Böyle güçlü bir temelden yola çıkan bir hareket, neden başarılı olamasın? “Bir şeyler yapmak gerekir, buna şiddetle ihtiyaç var.” diyenler neden bir araya gelemesin? Türk milleti, vatan, din, bayrak, milli hars, ortak ülkü ve milli kahramanları öne çıkaran bir hareketin başarıya ulaşamaması mümkün değildir. Sadece Atatürk ismi, bu milleti yeniden ayağa kaldırmaya yeter. Her kesimin önde gelen kanaat önderlerinin, her türlü endişelerini bir yana bırakarak bir araya gelmeleri ve Türk milletine seslenmeleri beklenmektedir.

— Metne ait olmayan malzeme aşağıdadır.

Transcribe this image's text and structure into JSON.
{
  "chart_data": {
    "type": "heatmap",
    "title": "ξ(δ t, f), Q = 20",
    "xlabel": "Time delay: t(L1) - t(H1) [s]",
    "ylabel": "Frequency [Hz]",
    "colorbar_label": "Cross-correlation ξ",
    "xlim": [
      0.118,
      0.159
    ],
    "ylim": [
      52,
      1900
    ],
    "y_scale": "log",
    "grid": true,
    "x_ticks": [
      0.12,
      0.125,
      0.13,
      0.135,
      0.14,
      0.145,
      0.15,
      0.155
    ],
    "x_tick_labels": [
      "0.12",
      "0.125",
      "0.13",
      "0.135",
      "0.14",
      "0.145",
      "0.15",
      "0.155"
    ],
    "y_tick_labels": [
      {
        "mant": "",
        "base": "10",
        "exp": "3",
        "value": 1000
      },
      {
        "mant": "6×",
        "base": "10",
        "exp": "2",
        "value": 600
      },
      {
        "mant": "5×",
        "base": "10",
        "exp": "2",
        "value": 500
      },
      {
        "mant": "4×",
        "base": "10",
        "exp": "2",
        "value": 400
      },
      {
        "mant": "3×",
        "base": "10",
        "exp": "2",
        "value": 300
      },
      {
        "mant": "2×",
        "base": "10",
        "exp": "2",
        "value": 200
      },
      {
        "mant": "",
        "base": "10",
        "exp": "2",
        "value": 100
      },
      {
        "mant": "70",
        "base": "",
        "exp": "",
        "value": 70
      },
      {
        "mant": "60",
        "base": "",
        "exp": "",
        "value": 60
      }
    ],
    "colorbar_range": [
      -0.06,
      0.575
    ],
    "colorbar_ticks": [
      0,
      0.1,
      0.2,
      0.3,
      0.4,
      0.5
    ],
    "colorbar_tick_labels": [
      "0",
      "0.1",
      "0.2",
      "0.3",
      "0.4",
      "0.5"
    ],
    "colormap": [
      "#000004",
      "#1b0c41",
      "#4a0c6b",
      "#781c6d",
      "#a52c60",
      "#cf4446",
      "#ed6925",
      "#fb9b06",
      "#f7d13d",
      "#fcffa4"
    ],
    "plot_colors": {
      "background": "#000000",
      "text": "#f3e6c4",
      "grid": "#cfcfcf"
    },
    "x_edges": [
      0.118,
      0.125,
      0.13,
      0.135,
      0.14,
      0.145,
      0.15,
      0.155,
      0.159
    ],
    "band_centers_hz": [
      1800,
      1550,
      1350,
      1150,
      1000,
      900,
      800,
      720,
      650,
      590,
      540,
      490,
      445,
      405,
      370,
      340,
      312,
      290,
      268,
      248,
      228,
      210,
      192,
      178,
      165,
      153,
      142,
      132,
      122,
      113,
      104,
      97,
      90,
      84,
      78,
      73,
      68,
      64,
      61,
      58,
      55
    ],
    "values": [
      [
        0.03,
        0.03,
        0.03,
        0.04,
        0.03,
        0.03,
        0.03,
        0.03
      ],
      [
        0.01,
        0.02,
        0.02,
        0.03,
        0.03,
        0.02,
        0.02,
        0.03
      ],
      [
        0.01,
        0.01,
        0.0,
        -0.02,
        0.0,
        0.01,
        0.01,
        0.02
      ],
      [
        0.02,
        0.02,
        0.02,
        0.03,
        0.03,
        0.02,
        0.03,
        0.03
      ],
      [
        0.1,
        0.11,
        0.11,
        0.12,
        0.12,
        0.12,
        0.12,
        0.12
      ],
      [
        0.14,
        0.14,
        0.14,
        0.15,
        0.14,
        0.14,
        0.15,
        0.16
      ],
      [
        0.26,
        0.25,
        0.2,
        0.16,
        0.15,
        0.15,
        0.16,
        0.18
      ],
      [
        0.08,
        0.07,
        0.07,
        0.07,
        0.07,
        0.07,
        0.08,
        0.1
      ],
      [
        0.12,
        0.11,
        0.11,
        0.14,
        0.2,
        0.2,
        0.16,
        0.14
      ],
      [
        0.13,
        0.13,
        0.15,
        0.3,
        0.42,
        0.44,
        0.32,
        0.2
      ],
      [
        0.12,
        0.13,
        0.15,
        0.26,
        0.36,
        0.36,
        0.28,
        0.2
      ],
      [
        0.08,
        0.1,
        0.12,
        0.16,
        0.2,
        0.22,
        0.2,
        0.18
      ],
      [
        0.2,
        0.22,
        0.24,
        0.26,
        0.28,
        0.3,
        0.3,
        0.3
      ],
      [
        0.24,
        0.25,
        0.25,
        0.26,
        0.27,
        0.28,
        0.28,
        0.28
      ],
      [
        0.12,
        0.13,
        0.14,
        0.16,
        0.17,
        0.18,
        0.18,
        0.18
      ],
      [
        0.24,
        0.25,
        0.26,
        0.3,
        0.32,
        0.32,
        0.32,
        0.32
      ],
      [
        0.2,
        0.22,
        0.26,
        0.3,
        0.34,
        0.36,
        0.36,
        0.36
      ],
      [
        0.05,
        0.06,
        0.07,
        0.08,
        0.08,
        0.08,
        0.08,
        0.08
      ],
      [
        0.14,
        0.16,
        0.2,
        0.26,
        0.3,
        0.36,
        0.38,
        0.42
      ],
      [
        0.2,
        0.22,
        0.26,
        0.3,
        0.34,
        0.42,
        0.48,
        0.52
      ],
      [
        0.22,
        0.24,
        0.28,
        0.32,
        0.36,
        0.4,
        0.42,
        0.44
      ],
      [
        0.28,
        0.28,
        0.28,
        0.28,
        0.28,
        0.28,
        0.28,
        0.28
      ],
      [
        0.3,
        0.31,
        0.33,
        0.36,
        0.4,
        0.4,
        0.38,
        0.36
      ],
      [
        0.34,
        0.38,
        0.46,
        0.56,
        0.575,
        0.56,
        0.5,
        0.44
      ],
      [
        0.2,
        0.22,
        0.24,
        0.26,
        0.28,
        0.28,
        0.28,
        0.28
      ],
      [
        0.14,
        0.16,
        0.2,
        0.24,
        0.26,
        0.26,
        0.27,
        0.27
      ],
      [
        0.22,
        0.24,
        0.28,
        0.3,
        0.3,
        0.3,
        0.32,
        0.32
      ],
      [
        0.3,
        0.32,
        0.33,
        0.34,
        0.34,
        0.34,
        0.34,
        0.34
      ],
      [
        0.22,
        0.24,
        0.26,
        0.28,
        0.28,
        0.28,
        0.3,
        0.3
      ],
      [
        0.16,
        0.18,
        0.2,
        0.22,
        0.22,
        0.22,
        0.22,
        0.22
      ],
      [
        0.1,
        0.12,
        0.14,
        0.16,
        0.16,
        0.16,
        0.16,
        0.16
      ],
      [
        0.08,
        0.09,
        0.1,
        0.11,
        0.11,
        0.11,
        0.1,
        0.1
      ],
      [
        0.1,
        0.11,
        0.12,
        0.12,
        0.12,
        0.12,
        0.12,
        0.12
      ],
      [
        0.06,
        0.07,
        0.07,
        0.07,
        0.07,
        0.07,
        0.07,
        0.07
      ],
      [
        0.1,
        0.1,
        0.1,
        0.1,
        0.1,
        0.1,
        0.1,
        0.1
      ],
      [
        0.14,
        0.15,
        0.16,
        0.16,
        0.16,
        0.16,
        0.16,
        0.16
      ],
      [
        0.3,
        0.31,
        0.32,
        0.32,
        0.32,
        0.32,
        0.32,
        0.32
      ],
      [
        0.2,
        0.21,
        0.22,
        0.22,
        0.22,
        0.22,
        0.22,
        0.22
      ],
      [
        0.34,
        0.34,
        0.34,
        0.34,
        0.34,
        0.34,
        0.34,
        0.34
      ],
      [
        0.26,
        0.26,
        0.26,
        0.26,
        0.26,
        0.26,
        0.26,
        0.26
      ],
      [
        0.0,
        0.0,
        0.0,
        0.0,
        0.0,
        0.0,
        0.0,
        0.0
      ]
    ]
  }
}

Kişisel davalarını bir yana koymuş önderler bilsinler ki bu millet onları beklemektedir. Çoban ateşleri birleşip Türk milletini ayağa kaldırmak için daha neyi bekliyor?
Böyle dönemlerde farklı düşüncelerdeki insanların geçmişte yaşanan acı hatıraları gündemlerine taşımaları, sadece Türk milletinin evlatlarını birbiriyle boğuşturup keyifle seyreden emperyalistleri sevindirir. Kendini Türk hisseden herkesin, birliği bozacak gündelik tartışmalardan kaçınmasını ve bunun yerine “Birlik için ne yapmalıyım; bana düşen nedir?” diye düşünmesi gerekir. Kim Türk milletinin ortak özelliklerinden söz ediyorsa, O doğru bir iş yapıyor. Kim ki farklılıklarımızdan söz ediyor, O gafil veya haindir.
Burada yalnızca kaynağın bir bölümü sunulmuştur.